Derivative financial instruments
 
 
The Company enters into forward foreign exchange contracts to reduce its exposure to foreign exchange currency rate fluctuations related to forecasted Canadian dollar and Mexican Peso denominated payroll, rent and utility cash flows for the three remaining months of fiscal 2015 and first nine months of fiscal 2016. These contracts are effective economic hedges but do not qualify for hedge accounting under ASC 815 “Derivatives and Hedging”. Accordingly, changes in the fair value of these derivative contracts are recognized into net earnings in the consolidated statement of operations and comprehensive loss. The Company does not enter into forward foreign exchange contracts for trading or speculative purposes.
 
The following table presents a summary of the outstanding foreign currency forward contracts as at September 27, 2015:  
 
Currency
Buy/Sell
Foreign Currency Amount
 
Notional Contract
Value in USD
 
Canadian Dollar
Buy
CAD 6,800
  $ 5,566  
Mexican Peso
Buy
MXN 289,525
  $ 19,392  
 
The unrealized loss recognized in earnings for the three month period as a result of revaluing the outstanding instruments to fair value on September 27, 2015 was $805 (September 28, 2014 – unrealized loss $923), and the unrealized loss for the nine month period ended September 27, 2015 was $334 (September 28, 2014 – unrealized gain $171), which was included in cost of sales in the consolidated statement of operations and comprehensive income (loss). The realized loss on the settled contracts for the three months period ended September 27, 2015 was $1,237 (September 28, 2014 – realized loss $90), and the realized loss for the nine month period ended September 27, 2015 was $3,119 (September 28, 2014 – realized loss $863), and is also included in cost of sales, in the consolidated statement of operations and comprehensive income (loss).
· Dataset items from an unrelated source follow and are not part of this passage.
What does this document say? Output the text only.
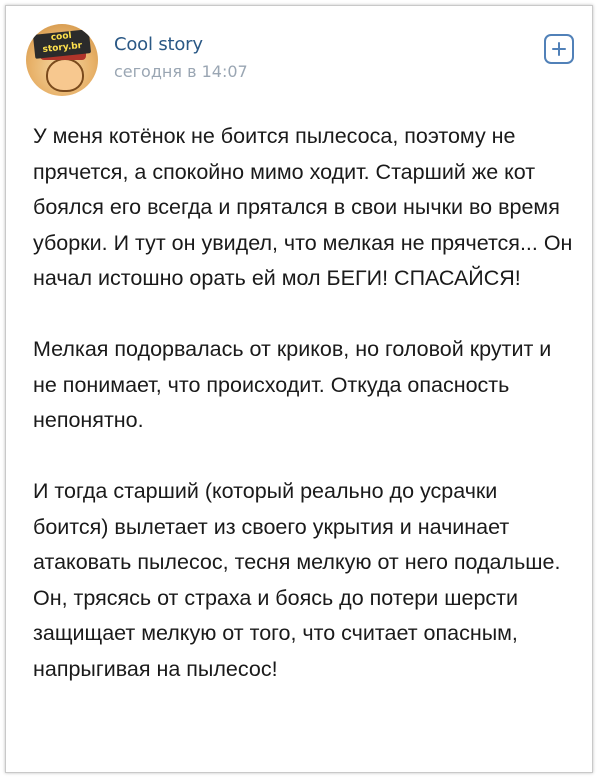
cool story.br	Cool story
сегодня в 14:07

У меня котёнок не боится пылесоса, поэтому не прячется, а спокойно мимо ходит. Старший же кот боялся его всегда и прятался в свои нычки во время уборки. И тут он увидел, что мелкая не прячется... Он начал истошно орать ей мол БЕГИ! СПАСАЙСЯ!

Мелкая подорвалась от криков, но головой крутит и не понимает, что происходит. Откуда опасность непонятно.

И тогда старший (который реально до усрачки боится) вылетает из своего укрытия и начинает атаковать пылесос, тесня мелкую от него подальше. Он, трясясь от страха и боясь до потери шерсти защищает мелкую от того, что считает опасным, напрыгивая на пылесос!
Fair value was determined using the market approach with valuation based on market observables (Level 2 quantitative inputs in the hierarchy set forth under ASC 820 “Fair Value Measurements”).
 
The derivative liability as at September 27, 2015 was $3,037 (December 28, 2014 - $2,703) which reflected the fair market value of the unsettled forward foreign exchange contracts.